Some operators that partnered with Dropbox decided it was not to their advantage to continue. This was likely due to the lack of conversion to premium resulting in a dearth of revenue, and if a subscriber became a Dropbox user, user loyalty was to Dropbox. The more an operator relied on Dropbox, the less this helped the operator. But that was yesterday’s news.

The news today is what operator clouds are becoming, and how user behavior, economics and innovation are disrupting them.

People now are more comfortable with the cloud. Although many people still do not understand it, and they still have concerns about privacy and security, there is the belief that more stuff is going into the cloud and this is largely unstoppable, thus, it is okay to put more stuff in it. This is driven by numerous things, among them, people having more mobile devices and using an array of online services. For many people, the situation has changed from what is the cloud to how do I ensure it is safe, it remains private, how do I find my stuff and make sure it doesn’t disappear.

Economics is further disrupting operator clouds.
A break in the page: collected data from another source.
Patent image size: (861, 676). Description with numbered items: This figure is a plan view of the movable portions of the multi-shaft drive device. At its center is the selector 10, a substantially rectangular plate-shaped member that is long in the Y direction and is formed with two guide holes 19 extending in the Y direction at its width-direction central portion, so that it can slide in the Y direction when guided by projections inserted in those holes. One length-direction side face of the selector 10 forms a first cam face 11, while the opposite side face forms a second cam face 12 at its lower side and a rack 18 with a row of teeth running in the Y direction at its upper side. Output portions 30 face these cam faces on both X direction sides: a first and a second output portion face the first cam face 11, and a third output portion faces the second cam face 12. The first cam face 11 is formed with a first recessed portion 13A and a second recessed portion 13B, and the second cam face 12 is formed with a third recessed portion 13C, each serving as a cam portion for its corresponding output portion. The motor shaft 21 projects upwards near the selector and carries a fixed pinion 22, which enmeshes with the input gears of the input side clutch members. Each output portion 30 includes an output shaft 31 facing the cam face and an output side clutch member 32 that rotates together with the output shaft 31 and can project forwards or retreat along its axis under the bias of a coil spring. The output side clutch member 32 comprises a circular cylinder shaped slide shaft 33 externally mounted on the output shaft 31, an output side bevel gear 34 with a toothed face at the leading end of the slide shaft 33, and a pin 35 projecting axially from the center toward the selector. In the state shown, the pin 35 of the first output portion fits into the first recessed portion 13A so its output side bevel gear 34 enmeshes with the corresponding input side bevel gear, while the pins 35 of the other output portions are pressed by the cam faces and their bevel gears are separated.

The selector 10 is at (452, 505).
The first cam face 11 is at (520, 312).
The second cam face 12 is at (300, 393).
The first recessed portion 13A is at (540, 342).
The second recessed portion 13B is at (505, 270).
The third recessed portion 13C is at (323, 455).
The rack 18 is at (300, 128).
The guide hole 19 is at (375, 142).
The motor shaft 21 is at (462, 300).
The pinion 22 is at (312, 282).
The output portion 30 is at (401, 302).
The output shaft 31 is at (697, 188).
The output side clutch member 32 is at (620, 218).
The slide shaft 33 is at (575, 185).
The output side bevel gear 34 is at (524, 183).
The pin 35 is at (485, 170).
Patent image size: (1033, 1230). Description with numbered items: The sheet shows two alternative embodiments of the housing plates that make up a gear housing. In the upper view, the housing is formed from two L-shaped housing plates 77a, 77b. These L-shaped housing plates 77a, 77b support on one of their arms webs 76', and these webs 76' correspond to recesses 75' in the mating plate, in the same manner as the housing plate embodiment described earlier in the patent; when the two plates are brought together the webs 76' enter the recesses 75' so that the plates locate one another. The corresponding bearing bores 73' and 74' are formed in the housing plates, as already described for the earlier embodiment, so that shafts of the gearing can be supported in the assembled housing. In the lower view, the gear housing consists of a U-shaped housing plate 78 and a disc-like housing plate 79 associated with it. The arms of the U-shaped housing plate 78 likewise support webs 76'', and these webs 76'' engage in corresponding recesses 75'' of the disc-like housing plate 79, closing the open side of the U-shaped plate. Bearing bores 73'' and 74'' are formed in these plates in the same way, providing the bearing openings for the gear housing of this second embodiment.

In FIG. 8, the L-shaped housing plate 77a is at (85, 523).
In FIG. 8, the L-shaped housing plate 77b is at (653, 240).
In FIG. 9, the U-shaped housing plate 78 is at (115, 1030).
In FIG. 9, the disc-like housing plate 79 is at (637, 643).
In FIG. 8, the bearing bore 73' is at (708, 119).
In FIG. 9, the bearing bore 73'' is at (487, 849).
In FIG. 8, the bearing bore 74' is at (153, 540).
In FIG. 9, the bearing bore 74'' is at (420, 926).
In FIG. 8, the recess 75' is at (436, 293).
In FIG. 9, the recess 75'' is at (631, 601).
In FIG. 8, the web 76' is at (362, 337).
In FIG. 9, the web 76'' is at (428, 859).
Amazon recently implemented a change where data in its cloud that is not accessed for 30 days automatically moves to storage that costs 1 cent per Gb per month instead of 3+ cents. This change is transparent. If you think about cloud storage for consumers where people store keepsakes such as photos, videos and files, the vast majority is rarely accessed, which means it can reside on archived storage and the cost is a third. How many businesses see that their operating costs are slashed by two-thirds overnight?

The third thing disrupting operator clouds is innovation. Personal cloud software has changed from smartphone bloatware to be much more entertaining via creative views of personal content and facilitating family interaction. Beyond turning operator clouds from boring backup into engaging services, the clouds are fulfilling another important function for operators, which is to glue together emerging services.

Operators are getting into new businesses, such as more video content, home security, internet of things and car services. At the same time, operators are seeking to leverage strengths, which is their billing relationship, their status as a trusted entity, and people relying on them for mobile devices, expertise and services. Rather than bombard people with a confusing array of apps, services and content, operators see an opportunity to use their personal cloud to tie together services to simplify mobile lives.

This has shifted the impetus behind operator personal clouds to become a unifying interface that auto-organizes content and presents it in meaningful and engaging ways. This is a far cry from personal clouds that are backup and it is the direction of personal clouds going forward.

The moral for operators is that a) you need a personal cloud service; b) it should not be based on a legacy backup service but it should tie together emerging services and content in an engaging and meaningful way, where the mobile experience is paramount, not a cobbled mash-up; and c) it must leverage the economics of disruptive improvements in cloud infrastructure. If your personal cloud service does not do this, it will be substandard and non-competitive versus over-the-top and other operator cloud alternatives.